I recall the same hand-wringing over early search engines: There was a debate about search engines indexing bad information and calls for holding them accountable for indexing incorrect results. Same reasoning: There could be consequences. The outrage died out as people realize they were tools to be used with caution, not fact-checked and carefully curated encyclopedias.

> I'm worried about this. Companies like Wikipedia spent years trying to get things right,

Would you also endorse the same regulations against Wikipedia? Wikipedia gets fined every time incorrect information is found on the website?

EDIT: Parent comment was edited while I was replying to add the comment about outside of the US. I welcome some country to try regulating LLMs to hold them accountable for inaccurate results so we have some precedent for how bad of an idea that would be and how much the citizens would switch to using VPNs to access the LLM providers that are turned off for their country in response.





If Google accidentally generates an article claiming a politician in XYZ country is corrupt the day before an election, then quietly corrects it after the election, should we NOT hold them accountable?

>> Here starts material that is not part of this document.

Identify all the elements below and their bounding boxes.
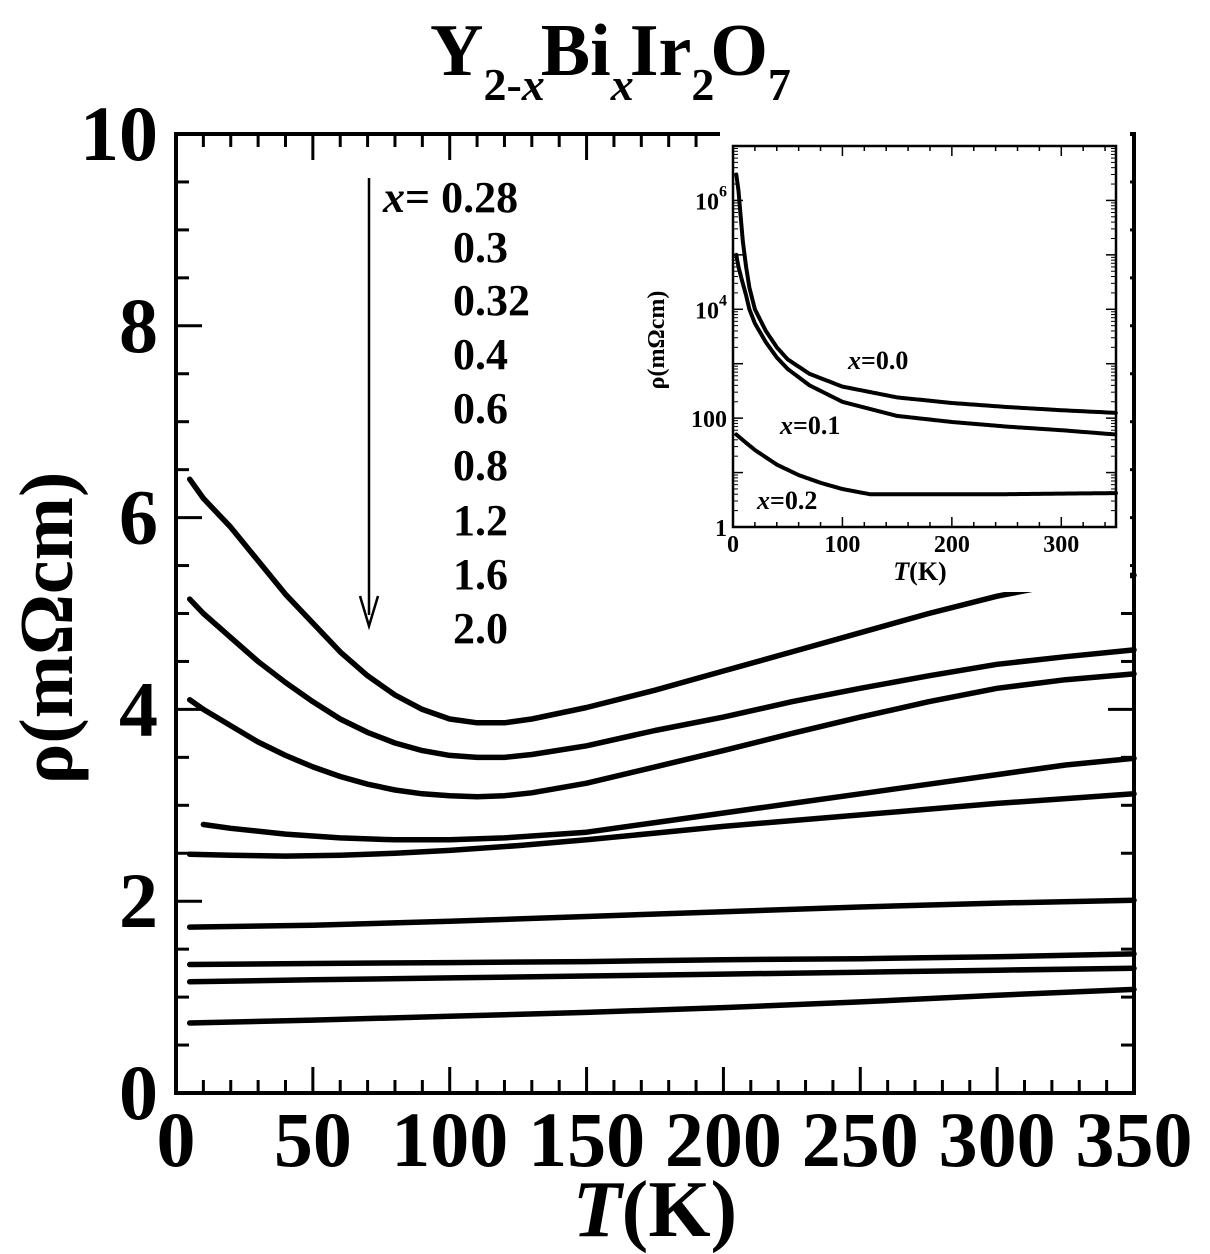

Other companies have been fined for misleading customers [0] after a product launch. So why make an exception for Big Tech outside the US?

And why is the EU the only bloc actively fining US Big Tech? We need China, Asia and South America to follow their lead.

[0] https://en.m.wikipedia.org/wiki/Volkswagen_emissions_scandal


Volkswagen intentionally and persistently lied to regulators. In this instance, Google confused one Dave Barry with another Dave Barry. While it is illegal to intentionally deceive for material gain, it is not generally illegal to merely be wrong.

This is exactly why we need to regulate Big Tech. Right now, they're saying: "It wasn't us, it was our AI's fault."

But how do we know they're telling the truth? How do we know it wasn't intentional? And more importantly, who's held accountable?

While Google's AI made the mistake, Google deployed it, branded it, and controls it. If this kind of error causes harm (like defamation, reputational damage, or interference in public opinion), intent doesn't necessarily matter in terms of accountability.

So while it's not illegal to be wrong, the scale and influence of Big Tech means they can't hide behind "it was the AI, not us."


> If we start fining LLM operators for pieces of incorrect information you might as well stop serving the LLM to that country.

sounds good to me?


+1

Fines, when backed by strong regulation, can lead to more control and better quality information, but only if companies are actually held to account.